Simultaneous optical and electrical recordings in ex vivo rabbit hearts (n=16) were performed. Independent Component Analysis (ICA) was used to isolate atrial signals from ventricular noise. It was followed by comparing the mapping modalities using Dominant Frequency (DF), Fluorescence, Potential, Organization Index, and Local Activation Time (LAT) maps. Finally, the functional data was correlated with Hematoxylin & Eosin histology to quantify nuclear density, myofiber disarray, and interstitial space expansion.
ICA successfully isolated high-fidelity signals for comparison. In organized rhythms, spatial maps and activation times aligned closely and identified similar regions of earliest activation.

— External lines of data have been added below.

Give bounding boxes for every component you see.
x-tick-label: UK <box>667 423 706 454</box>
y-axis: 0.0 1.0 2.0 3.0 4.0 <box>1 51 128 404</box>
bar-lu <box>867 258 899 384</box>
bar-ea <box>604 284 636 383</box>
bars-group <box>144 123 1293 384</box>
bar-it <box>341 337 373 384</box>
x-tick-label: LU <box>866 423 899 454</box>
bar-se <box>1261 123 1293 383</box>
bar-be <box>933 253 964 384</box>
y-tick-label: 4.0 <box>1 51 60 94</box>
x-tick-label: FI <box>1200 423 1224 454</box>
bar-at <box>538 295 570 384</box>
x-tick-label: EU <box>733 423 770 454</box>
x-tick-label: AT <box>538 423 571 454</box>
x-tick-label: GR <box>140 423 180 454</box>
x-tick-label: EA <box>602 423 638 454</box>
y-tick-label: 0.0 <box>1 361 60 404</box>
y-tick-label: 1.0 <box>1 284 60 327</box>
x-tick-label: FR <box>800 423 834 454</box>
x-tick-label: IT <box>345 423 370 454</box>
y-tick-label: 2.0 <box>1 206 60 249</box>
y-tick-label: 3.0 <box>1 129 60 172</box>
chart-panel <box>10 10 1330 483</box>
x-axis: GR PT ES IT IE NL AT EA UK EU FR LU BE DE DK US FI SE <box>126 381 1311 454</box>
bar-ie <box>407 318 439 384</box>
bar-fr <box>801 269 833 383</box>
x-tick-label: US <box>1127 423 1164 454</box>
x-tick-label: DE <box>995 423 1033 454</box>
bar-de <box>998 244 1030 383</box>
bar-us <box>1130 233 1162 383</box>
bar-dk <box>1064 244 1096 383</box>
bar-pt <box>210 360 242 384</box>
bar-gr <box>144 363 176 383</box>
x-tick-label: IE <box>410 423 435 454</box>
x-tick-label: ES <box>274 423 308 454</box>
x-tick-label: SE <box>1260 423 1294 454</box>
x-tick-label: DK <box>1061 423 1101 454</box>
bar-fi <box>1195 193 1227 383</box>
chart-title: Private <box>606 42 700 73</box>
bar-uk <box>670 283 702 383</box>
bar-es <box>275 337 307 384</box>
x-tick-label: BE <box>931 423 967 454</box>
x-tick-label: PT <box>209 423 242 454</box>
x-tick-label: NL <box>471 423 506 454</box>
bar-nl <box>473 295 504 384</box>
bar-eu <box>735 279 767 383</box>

DF matched between optical and electrical modalities during sinus rhythm (Sinus Rythm: 2.72 vs 2.80 Hz) and sinus tachycardia (ST: 4.73 vs 4.67 Hz). Notably, optical activation consistently preceded electrical earliest activation time points.
Modality agreement was not as similar as the rhythms became disorganized. In atrial fibrillation (AF) within the right atrium, optical mapping indicated a DF of 5.97 ± 0.89 Hz, while electrical electrodes recorded fractionated signals with lower frequencies (5.08 ± 2.50 Hz) and low organization (OI: 0.33 ± 0.13). Similar trends were observed in the left AF, where DF aligned closely between optical (2.30 Hz) and electrical (2.28 Hz) modalities, but electrical recordings significantly underestimated organization (OI: 0.15) compared to optical mapping (OI: 0.74).
Ventricular fibrillation (VF) displayed spatial pattern divergence between fluorescence and potential maps, although LAT maps indicated similar earliest activation regions. VF DF measured 5.40 ± 0.60 Hz optically compared to 6.40 ± 0.51 Hz electrically. Histological analysis confirmed arrhythmic hearts possessed significantly higher nuclear density and structural remodeling. These samples exhibited interstitial expansion and disarray scores of 1–2 relative to 0 in controls.
This study establishes a direct link between structural heterogeneity and functional divergence. Arrhythmic hearts displayed acute remodeling characterized by significant myofiber disarray and interstitial space expansion. This interstitial widening acts as a functional surrogate for microstructural uncoupling, which disrupts lateral gap junction communication and stabilizes re-entrant drivers. This work defines the physical limits of surface-based mapping. This study demonstrate that while contact electrodes capture the temporal periodicity of fibrillation, the spatial complexity of the arrhythmogenic substrate requires a multimodal approach for characterization.